Cholera and smallpox are often described as the most devastating epidemic diseases of that era.
CASES
What do u think how would this patient be treated in 17th and 18th century?
1. A patient 40 years old comes with a runny nose and fever to a doctor.
In this time before antibiotics, medicines were often given to treat the symptoms of the sickness, not
the sickness itself. So this patient would be treated with some antipyretics (fever reducers like willow
bark and meadowsweet).
2. A patient 30 years old comes to the doctor for abdominal pain without diarrhoea and vomiting.

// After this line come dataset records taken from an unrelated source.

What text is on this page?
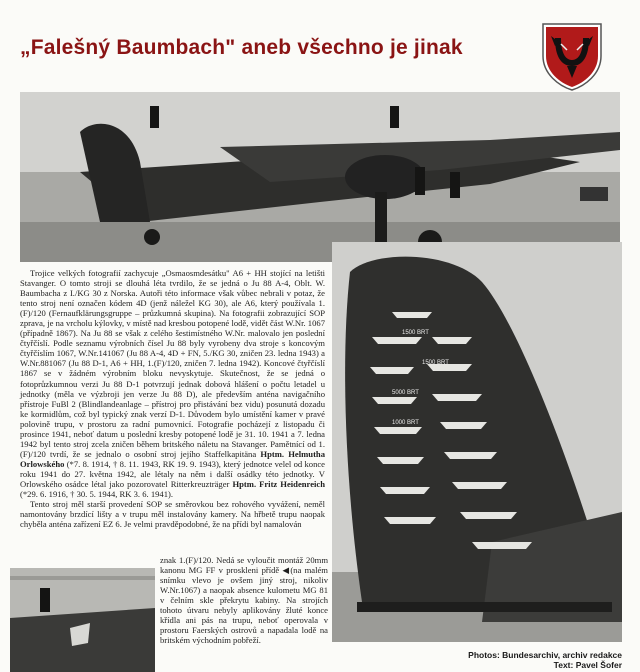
„Falešný Baumbach" aneb všechno je jinak
1500 BRT
1500 BRT
5000 BRT
1000 BRT

Trojice velkých fotografií zachycuje „Osmaosmdesátku" A6 + HH stojící na letišti Stavanger. O tomto stroji se dlouhá léta tvrdilo, že se jedná o Ju 88 A-4, Oblt. W. Baumbacha z I./KG 30 z Norska. Autoři této informace však vůbec nebrali v potaz, že tento stroj není označen kódem 4D (jenž náležel KG 30), ale A6, který používala 1.(F)/120 (Fernaufklärungsgruppe – průzkumná skupina). Na fotografii zobrazující SOP zprava, je na vrcholu kýlovky, v místě nad kresbou potopené lodě, vidět část W.Nr. 1067 (případně 1867). Na Ju 88 se však z celého šestimístného W.Nr. malovalo jen poslední čtyřčíslí. Podle seznamu výrobních čísel Ju 88 byly vyrobeny dva stroje s koncovým čtyřčíslím 1067, W.Nr.141067 (Ju 88 A-4, 4D + FN, 5./KG 30, zničen 23. ledna 1943) a W.Nr.881067 (Ju 88 D-1, A6 + HH, 1.(F)/120, zničen 7. ledna 1942). Koncové čtyřčíslí 1867 se v žádném výrobním bloku nevyskytuje. Skutečnost, že se jedná o fotoprůzkumnou verzi Ju 88 D-1 potvrzují jednak dobová hlášení o počtu letadel u jednotky (měla ve výzbroji jen verze Ju 88 D), ale především anténa navigačního přístroje FuBl 2 (Blindlandeanlage – přístroj pro přistávání bez vidu) posunutá dozadu ke kormidlům, což byl typický znak verzí D-1. Důvodem bylo umístění kamer v pravé polovině trupu, v prostoru za radní pumovnicí. Fotografie pocházejí z listopadu či prosince 1941, neboť datum u poslední kresby potopené lodě je 31. 10. 1941 a 7. ledna 1942 byl tento stroj zcela zničen během britského náletu na Stavanger. Pamětnící od 1.(F)/120 tvrdí, že se jednalo o osobní stroj jejího Staffelkapitäna Hptm. Helmutha Orlowského (*7. 8. 1914, † 8. 11. 1943, RK 19. 9. 1943), který jednotce velel od konce roku 1941 do 27. května 1942, ale létaly na něm i další osádky této jednotky. V Orlowského osádce létal jako pozorovatel Ritterkreuzträger Hptm. Fritz Heidenreich (*29. 6. 1916, † 30. 5. 1944, RK 3. 6. 1941).

Tento stroj měl starší provedení SOP se směrovkou bez rohového vyvážení, neměl namontovány brzdící lišty a v trupu měl instalovány kamery. Na hřbetě trupu naopak chyběla anténa zařízení EZ 6. Je velmi pravděpodobné, že na přídi byl namalován

znak 1.(F)/120. Nedá se vyloučit montáž 20mm kanonu MG FF v proskleni přídě ◀(na malém snímku vlevo je ovšem jiný stroj, nikoliv W.Nr.1067) a naopak absence kulometu MG 81 v čelním skle překrytu kabiny. Na strojích tohoto útvaru nebyly aplikovány žluté konce křídla ani pás na trupu, neboť operovala v prostoru Faerských ostrovů a napadala lodě na britském východním pobřeží.

Photos: Bundesarchiv, archiv redakce
Text: Pavel Šofer
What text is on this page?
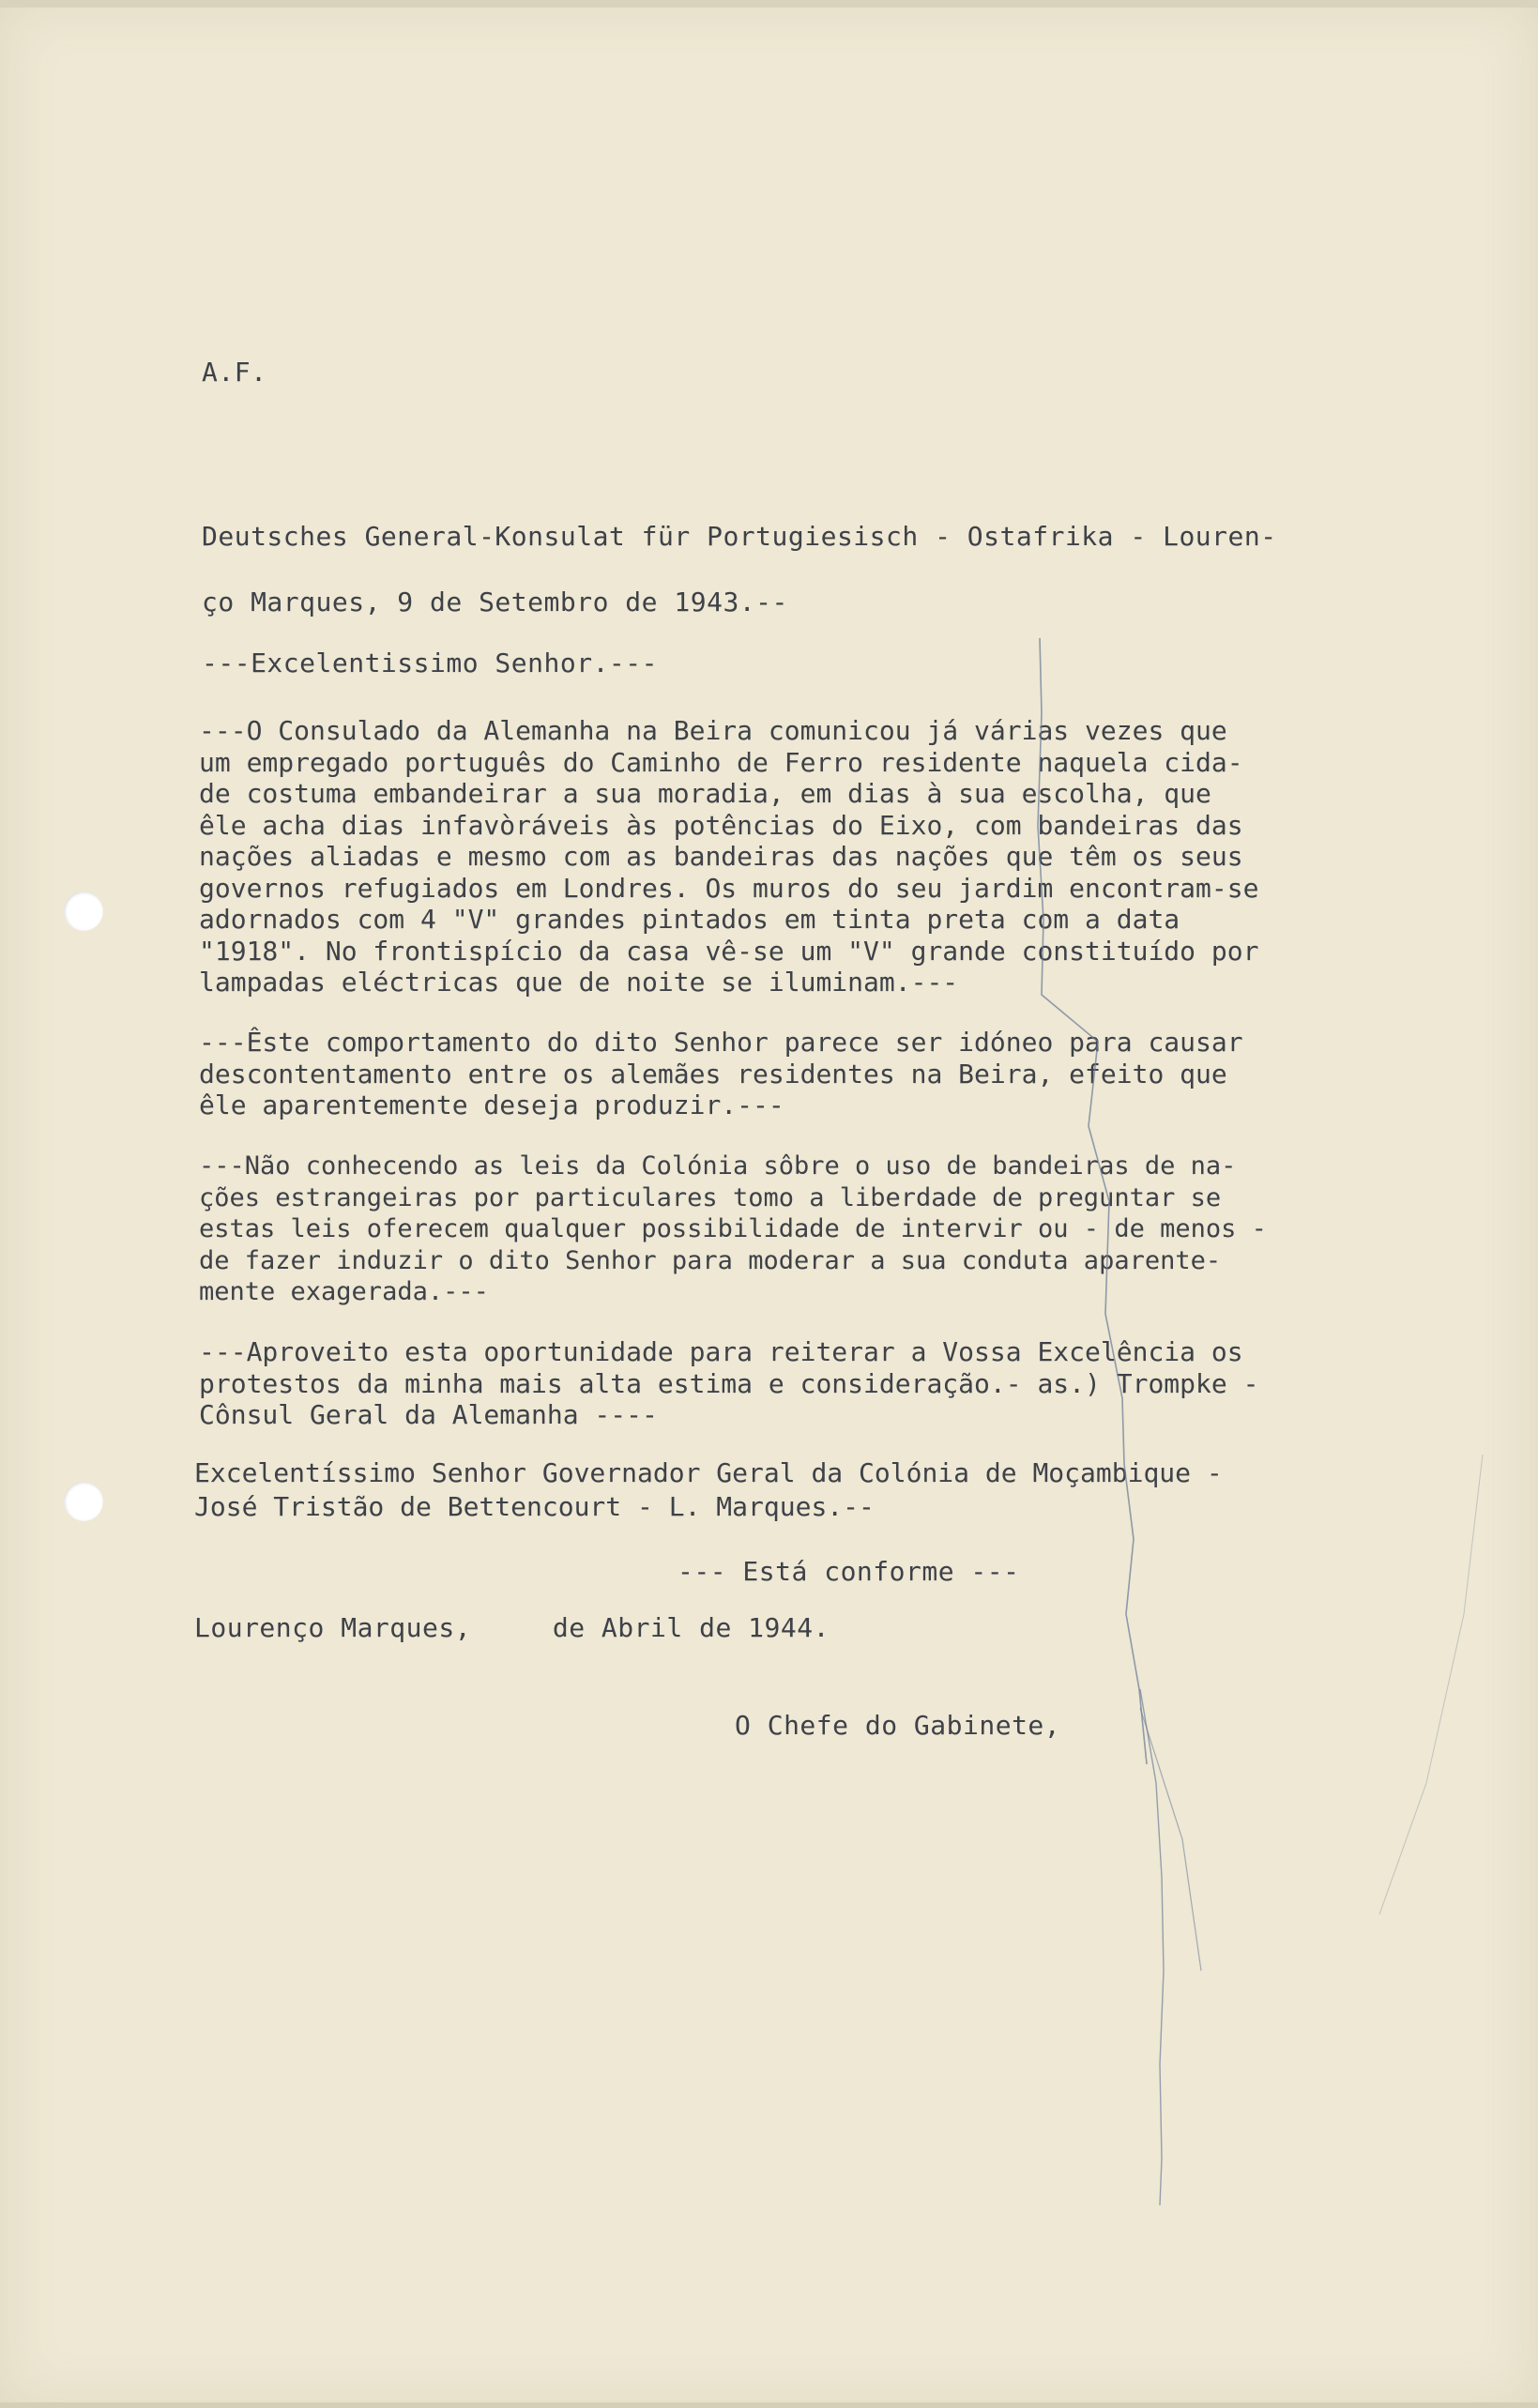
A.F.

Deutsches General-Konsulat für Portugiesisch - Ostafrika - Louren-

ço Marques, 9 de Setembro de 1943.--

---Excelentissimo Senhor.---

---O Consulado da Alemanha na Beira comunicou já várias vezes que
um empregado português do Caminho de Ferro residente naquela cida-
de costuma embandeirar a sua moradia, em dias à sua escolha, que
êle acha dias infavòráveis às potências do Eixo, com bandeiras das
nações aliadas e mesmo com as bandeiras das nações que têm os seus
governos refugiados em Londres. Os muros do seu jardim encontram-se
adornados com 4 "V" grandes pintados em tinta preta com a data
"1918". No frontispício da casa vê-se um "V" grande constituído por
lampadas eléctricas que de noite se iluminam.---
---Êste comportamento do dito Senhor parece ser idóneo para causar
descontentamento entre os alemães residentes na Beira, efeito que
êle aparentemente deseja produzir.---
---Não conhecendo as leis da Colónia sôbre o uso de bandeiras de na-
ções estrangeiras por particulares tomo a liberdade de preguntar se
estas leis oferecem qualquer possibilidade de intervir ou - de menos -
de fazer induzir o dito Senhor para moderar a sua conduta aparente-
mente exagerada.---
---Aproveito esta oportunidade para reiterar a Vossa Excelência os
protestos da minha mais alta estima e consideração.- as.) Trompke -
Cônsul Geral da Alemanha ----
Excelentíssimo Senhor Governador Geral da Colónia de Moçambique -
José Tristão de Bettencourt - L. Marques.--

--- Está conforme ---

Lourenço Marques,     de Abril de 1944.

O Chefe do Gabinete,
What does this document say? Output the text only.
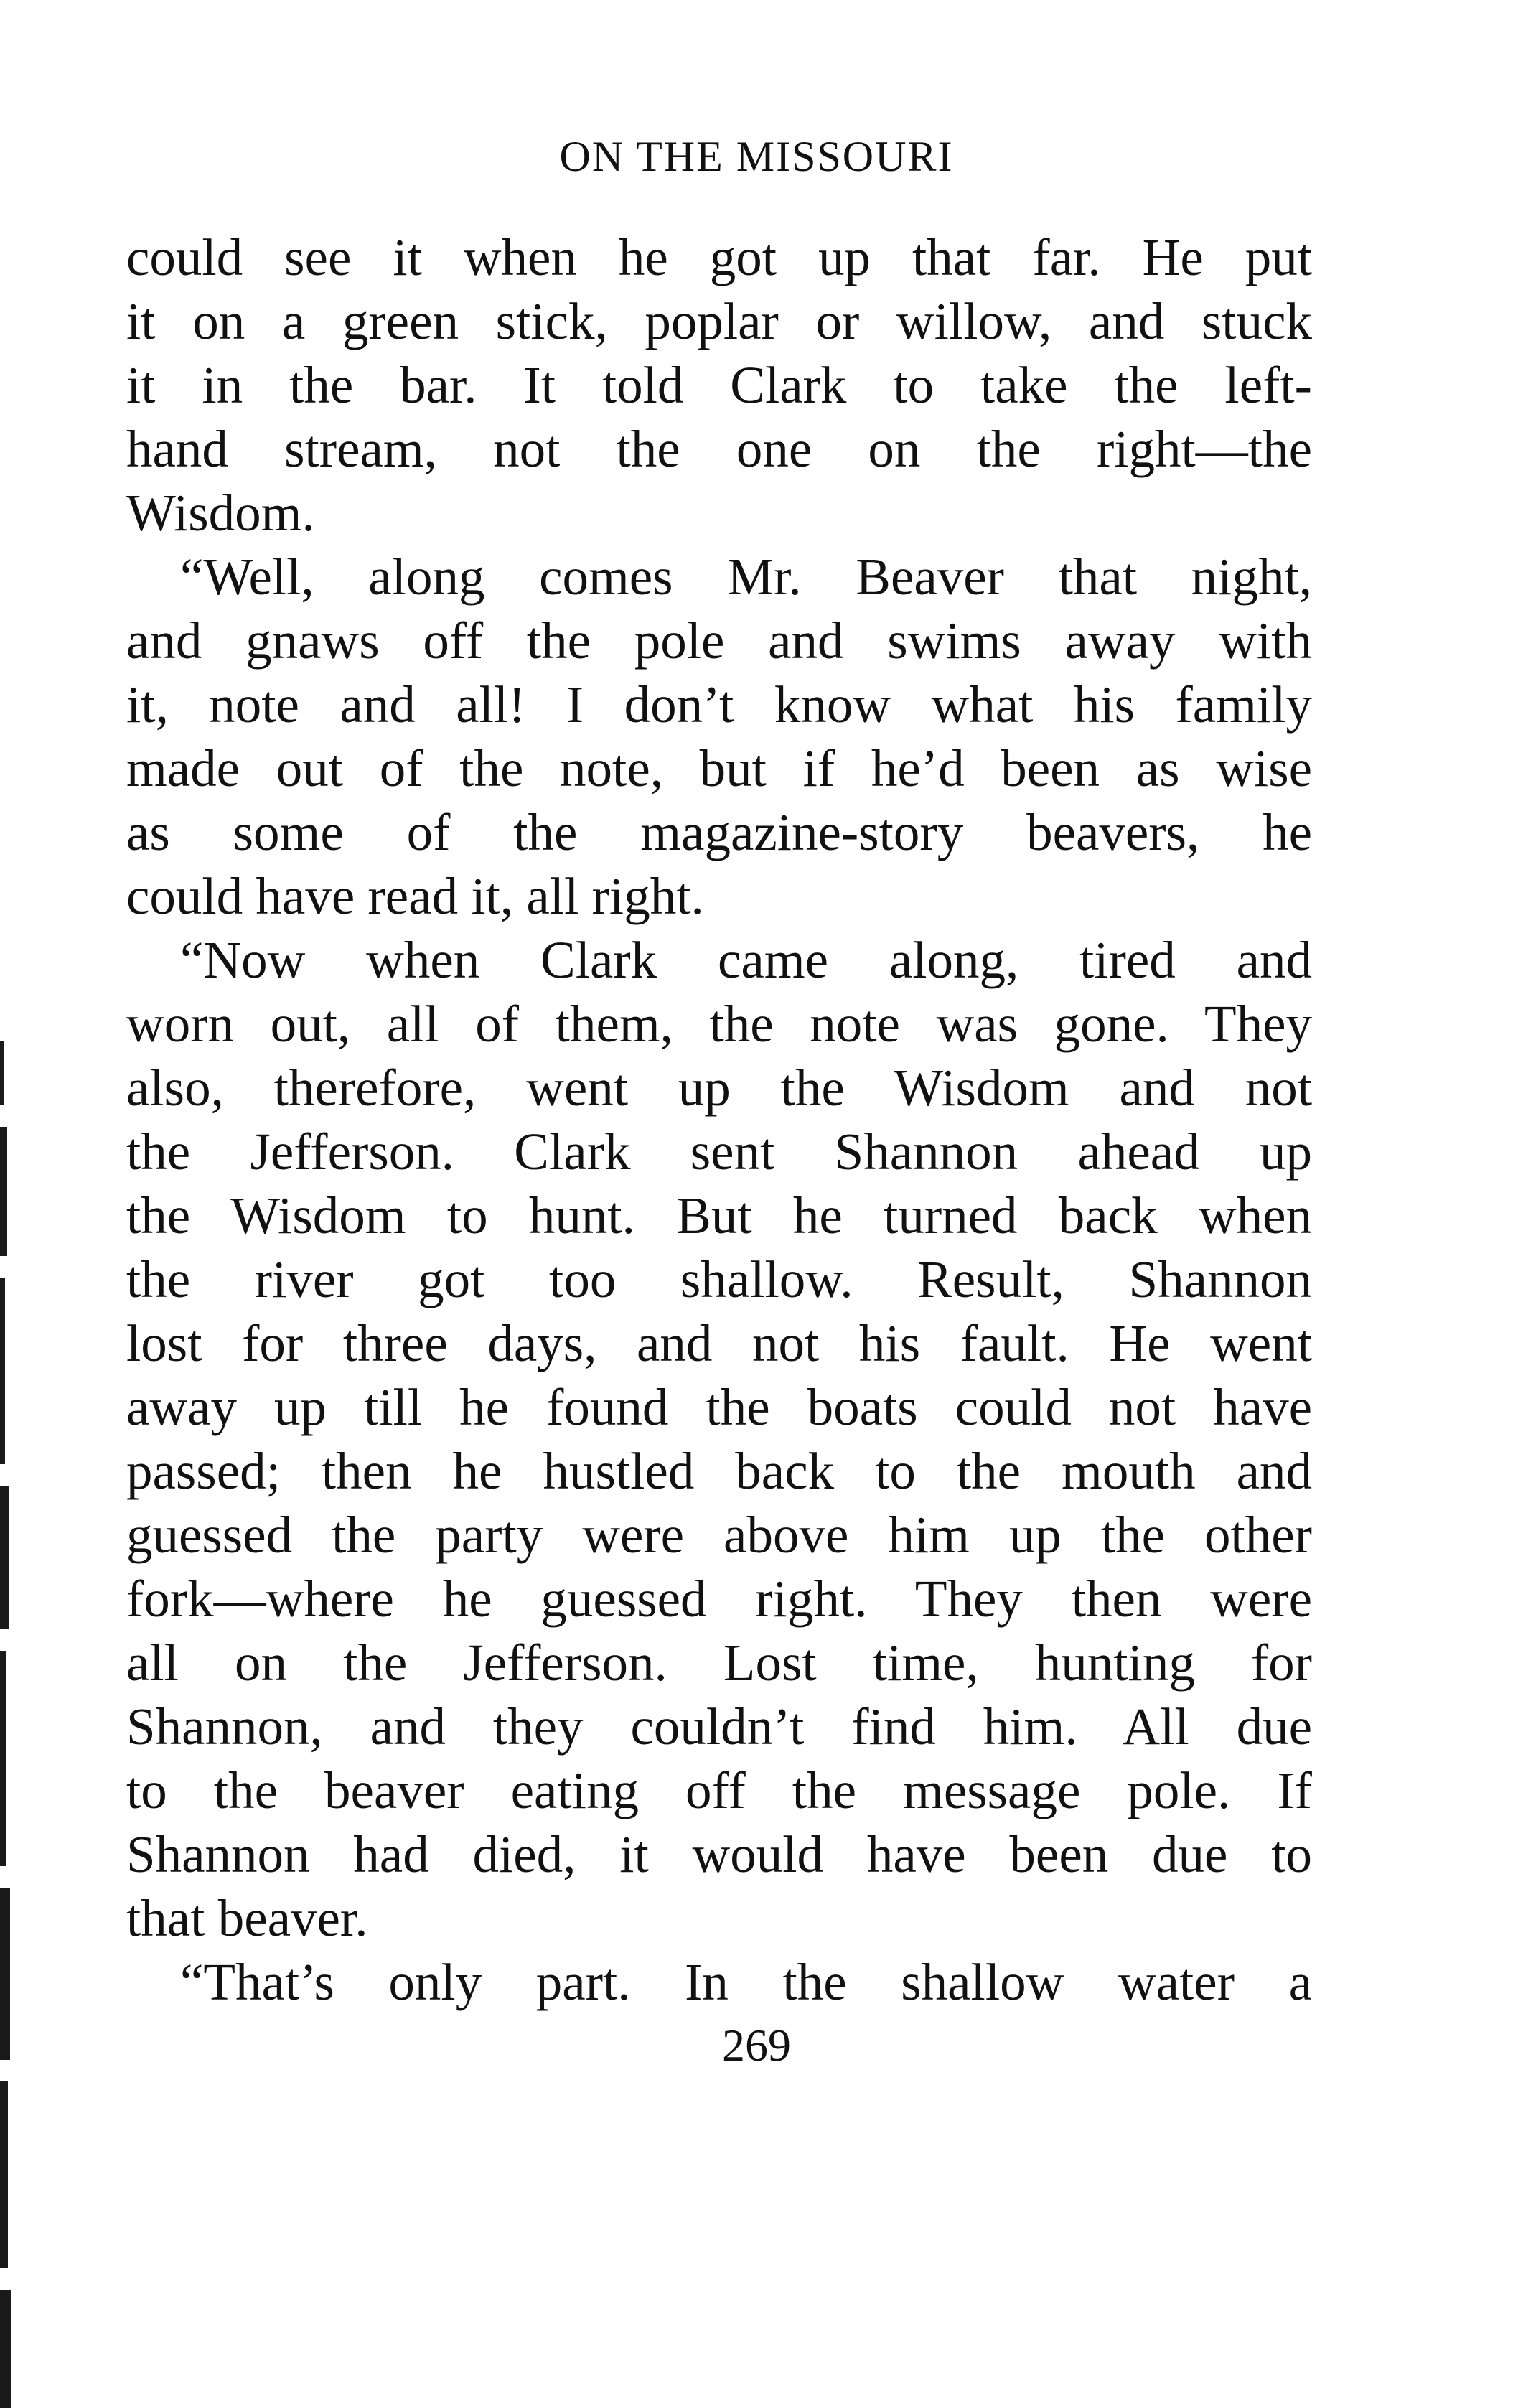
ON THE MISSOURI
could see it when he got up that far. He put
it on a green stick, poplar or willow, and stuck
it in the bar. It told Clark to take the left-
hand stream, not the one on the right—the
Wisdom.
“Well, along comes Mr. Beaver that night,
and gnaws off the pole and swims away with
it, note and all! I don’t know what his family
made out of the note, but if he’d been as wise
as some of the magazine-story beavers, he
could have read it, all right.
“Now when Clark came along, tired and
worn out, all of them, the note was gone. They
also, therefore, went up the Wisdom and not
the Jefferson. Clark sent Shannon ahead up
the Wisdom to hunt. But he turned back when
the river got too shallow. Result, Shannon
lost for three days, and not his fault. He went
away up till he found the boats could not have
passed; then he hustled back to the mouth and
guessed the party were above him up the other
fork—where he guessed right. They then were
all on the Jefferson. Lost time, hunting for
Shannon, and they couldn’t find him. All due
to the beaver eating off the message pole. If
Shannon had died, it would have been due to
that beaver.
“That’s only part. In the shallow water a
269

APPENDICITIS – Was treated with large and repeated bloodlettings, laxative and cooling clysters
(enemas), opiates, and fomentations (warm animal compresses) to the abdomen until 1735 when
Claudius Amyand performed appendectomy in an 11-year-old boy with an inguinal hernia.
DYSENTERY – It was marked by bloody diarrhea, fever, nausea, and cramps. Because physicians did
not know what caused the disease, they treated the symptoms, often using purgatives like
turpentine or castor oil, which in fact, only made the problem worse. The disease was not
always fatal. However, it caused many deaths because of time and the treatments used.